The most serious adverse reactions are corneal perforation and ulcerative keratitis, which may occur within the 3 months from limbal stem cells living tissue implantation and are related to the corneal epithelial instability, and syncope vasovagal occurring in the first day after surgery due to eye pain. The most common adverse reactions are eye disorders. The most frequently occurring reaction related to the surgical procedure was conjunctival haemorrhage (5%) which appears mostly during the first day after surgery and tends to be mild in intensity and disappears within a few days without treatment.
Adverse reactions reported in patients implanted with limbal stem cells are provided in the table. The following categories are used to rank the adverse reactions by frequency of occurrence: very common (≥1/10), common (≥1/100 to <1/10), uncommon (≥1/1,000 to <1/100), rare (≥1/10,000 to <1/1,000), very rare (<1/10,000) and not known (cannot be estimated from the available data). Within each frequency grouping the adverse reactions are presented in the order of decreasing seriousness.

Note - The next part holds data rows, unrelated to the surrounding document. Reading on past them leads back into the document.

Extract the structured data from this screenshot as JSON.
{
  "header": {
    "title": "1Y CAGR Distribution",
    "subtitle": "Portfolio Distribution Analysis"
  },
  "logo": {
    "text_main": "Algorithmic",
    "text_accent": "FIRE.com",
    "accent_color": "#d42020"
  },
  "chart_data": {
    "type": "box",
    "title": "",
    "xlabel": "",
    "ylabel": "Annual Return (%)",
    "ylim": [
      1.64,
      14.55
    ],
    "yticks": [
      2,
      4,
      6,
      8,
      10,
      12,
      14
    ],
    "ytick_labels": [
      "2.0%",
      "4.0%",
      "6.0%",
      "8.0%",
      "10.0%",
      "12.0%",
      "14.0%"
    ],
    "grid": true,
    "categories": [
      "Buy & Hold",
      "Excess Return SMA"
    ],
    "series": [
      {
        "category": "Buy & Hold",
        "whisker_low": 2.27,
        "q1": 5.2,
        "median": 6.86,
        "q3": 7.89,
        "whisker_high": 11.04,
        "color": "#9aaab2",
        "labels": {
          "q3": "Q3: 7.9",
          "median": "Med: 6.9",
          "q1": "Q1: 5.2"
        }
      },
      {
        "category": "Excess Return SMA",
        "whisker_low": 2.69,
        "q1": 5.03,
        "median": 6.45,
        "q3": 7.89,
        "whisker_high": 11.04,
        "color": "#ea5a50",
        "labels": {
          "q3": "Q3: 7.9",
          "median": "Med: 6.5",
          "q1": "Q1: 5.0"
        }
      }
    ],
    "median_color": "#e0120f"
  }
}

MedDRA System organ class | Adverse reaction | Frequency |
---|---|---|
Infections and infestations | Corneal infection | Uncommon |
Nervous system disorders | Syncope vasovagal | Uncommon |
Eye disorders | Blepharitis | Very common |
Common | ||
Conjunctival adhesion, conjunctival hyperaemia, corneal oedema, corneal perforation, eye irritation, photophobia | Uncommon | |
Skin and subcutaneous tissue disorders | Haemorrhage subcutaneous | Uncommon |
General disorders and administration site conditions | Metaplasia of the implant | Uncommon |
Injury, poisoning and procedural complications | Suture rupture | Uncommon |
Blepharitis (10.5%), and corneal epithelium defect (3.5%) were the most common individual adverse reactions not related to the surgical procedure. Glaucoma (3.5%) was the most frequent adverse reaction considered related to the corticosteroid treatment. Reports of glaucoma included adverse reactions of intraocular pressure.
There is no information on the safety of limbal stem cells living tissue implantation in children up to 7 years of age and only limited information in patients 8-17 years of age. In the paediatric patients included in the studies HLSTM01 (age 13, 14 and 16 years) and HLSTM02 (age 8 and 14 years) the profile of adverse reactions was not different from the adult population.
There is only limited information in elderly (n=12, >65 years old) and very elderly (n=2, 75-84 years old) patients.